Last Modified: Jul 12, 2023
Affected Product(s):
BIG-IP APM
Known Affected Versions:
14.0.0, 14.0.0.1, 14.0.0.2, 14.0.0.3, 14.0.0.4, 14.0.0.5, 14.0.1, 14.0.1.1
Fixed In:
14.1.0
Opened: Mar 22, 2018 Severity: 3-Major
If HTTP request origin URL contains explicit default port number, 'X-Frame-Options: DENY' header may be added to HTTP response by Portal Access.
In this case, Portal Access replaces 'X-Frame-Option' header value with 'DENY' string. Browser cannot show the page received from back-end server due to restriction caused by 'X-Frame-Options: DENY' response header.

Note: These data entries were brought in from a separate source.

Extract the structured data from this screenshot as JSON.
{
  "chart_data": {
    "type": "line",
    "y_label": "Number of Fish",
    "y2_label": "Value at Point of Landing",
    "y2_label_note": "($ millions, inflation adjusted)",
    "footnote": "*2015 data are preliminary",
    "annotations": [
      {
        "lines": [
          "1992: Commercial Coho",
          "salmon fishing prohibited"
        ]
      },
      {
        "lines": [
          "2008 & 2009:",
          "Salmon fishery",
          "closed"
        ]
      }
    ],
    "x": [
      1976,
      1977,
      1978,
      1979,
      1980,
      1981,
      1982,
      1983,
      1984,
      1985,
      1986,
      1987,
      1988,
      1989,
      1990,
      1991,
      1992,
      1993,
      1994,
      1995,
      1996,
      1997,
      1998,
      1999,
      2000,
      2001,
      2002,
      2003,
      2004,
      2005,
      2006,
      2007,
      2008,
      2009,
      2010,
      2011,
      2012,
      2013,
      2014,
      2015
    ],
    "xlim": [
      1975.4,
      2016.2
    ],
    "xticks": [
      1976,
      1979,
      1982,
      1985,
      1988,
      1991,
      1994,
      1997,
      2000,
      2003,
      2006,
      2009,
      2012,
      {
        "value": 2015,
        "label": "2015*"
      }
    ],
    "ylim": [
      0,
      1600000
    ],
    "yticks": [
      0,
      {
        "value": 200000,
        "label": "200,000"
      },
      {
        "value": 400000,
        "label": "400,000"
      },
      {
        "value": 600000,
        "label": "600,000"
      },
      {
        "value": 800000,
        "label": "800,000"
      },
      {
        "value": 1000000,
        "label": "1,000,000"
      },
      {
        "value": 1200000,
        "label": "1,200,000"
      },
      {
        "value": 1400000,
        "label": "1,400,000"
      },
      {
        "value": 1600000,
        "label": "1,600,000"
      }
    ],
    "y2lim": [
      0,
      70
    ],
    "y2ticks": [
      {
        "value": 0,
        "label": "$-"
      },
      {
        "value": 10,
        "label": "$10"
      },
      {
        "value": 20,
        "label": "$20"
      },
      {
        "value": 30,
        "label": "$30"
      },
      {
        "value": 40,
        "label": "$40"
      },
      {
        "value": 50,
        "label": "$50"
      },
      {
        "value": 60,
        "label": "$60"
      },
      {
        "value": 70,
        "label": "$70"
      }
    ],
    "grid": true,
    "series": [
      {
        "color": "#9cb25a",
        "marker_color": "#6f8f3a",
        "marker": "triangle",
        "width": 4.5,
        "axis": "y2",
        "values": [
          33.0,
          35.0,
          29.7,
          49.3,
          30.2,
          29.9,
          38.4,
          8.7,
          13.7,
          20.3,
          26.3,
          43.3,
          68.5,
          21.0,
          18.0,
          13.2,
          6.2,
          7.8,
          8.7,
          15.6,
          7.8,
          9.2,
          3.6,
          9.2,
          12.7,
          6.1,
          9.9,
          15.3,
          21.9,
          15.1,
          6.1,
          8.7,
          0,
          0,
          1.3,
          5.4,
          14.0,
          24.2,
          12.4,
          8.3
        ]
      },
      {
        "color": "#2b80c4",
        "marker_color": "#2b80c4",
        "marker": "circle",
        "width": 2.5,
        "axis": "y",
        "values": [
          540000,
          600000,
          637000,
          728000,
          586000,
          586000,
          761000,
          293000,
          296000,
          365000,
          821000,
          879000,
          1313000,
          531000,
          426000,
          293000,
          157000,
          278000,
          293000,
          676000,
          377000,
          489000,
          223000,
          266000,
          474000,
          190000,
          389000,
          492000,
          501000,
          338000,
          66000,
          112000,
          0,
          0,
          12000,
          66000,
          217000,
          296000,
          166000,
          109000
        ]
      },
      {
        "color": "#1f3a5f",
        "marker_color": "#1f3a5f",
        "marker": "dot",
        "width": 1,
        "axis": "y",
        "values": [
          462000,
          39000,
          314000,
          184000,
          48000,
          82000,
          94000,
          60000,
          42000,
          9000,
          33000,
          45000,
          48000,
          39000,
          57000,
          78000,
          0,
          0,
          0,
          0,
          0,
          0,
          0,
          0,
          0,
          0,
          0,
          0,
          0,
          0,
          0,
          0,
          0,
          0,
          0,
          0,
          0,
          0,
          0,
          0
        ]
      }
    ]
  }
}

-- Same-origin HTTP request with explicit default port number in origin URL, for example: GET /frame.html HTTP/1.1 Host: http://some.com Origin: http://some.com:80/index.html Such a request may be produced by the browser parsing the following HTML page: <head><base href=http://some.com:80/index.html ></head> <iframe src=frame.html></iframe> -- HTTP response from back-end server with 'X-Frame-Option: SAMEORIGIN' header.
Use iRule to remove 'X-Frame-Options: DENY' response header when necessary.
Now Portal Access handles correctly any same-origin HTTP requests with default HTTP port in the origin URL.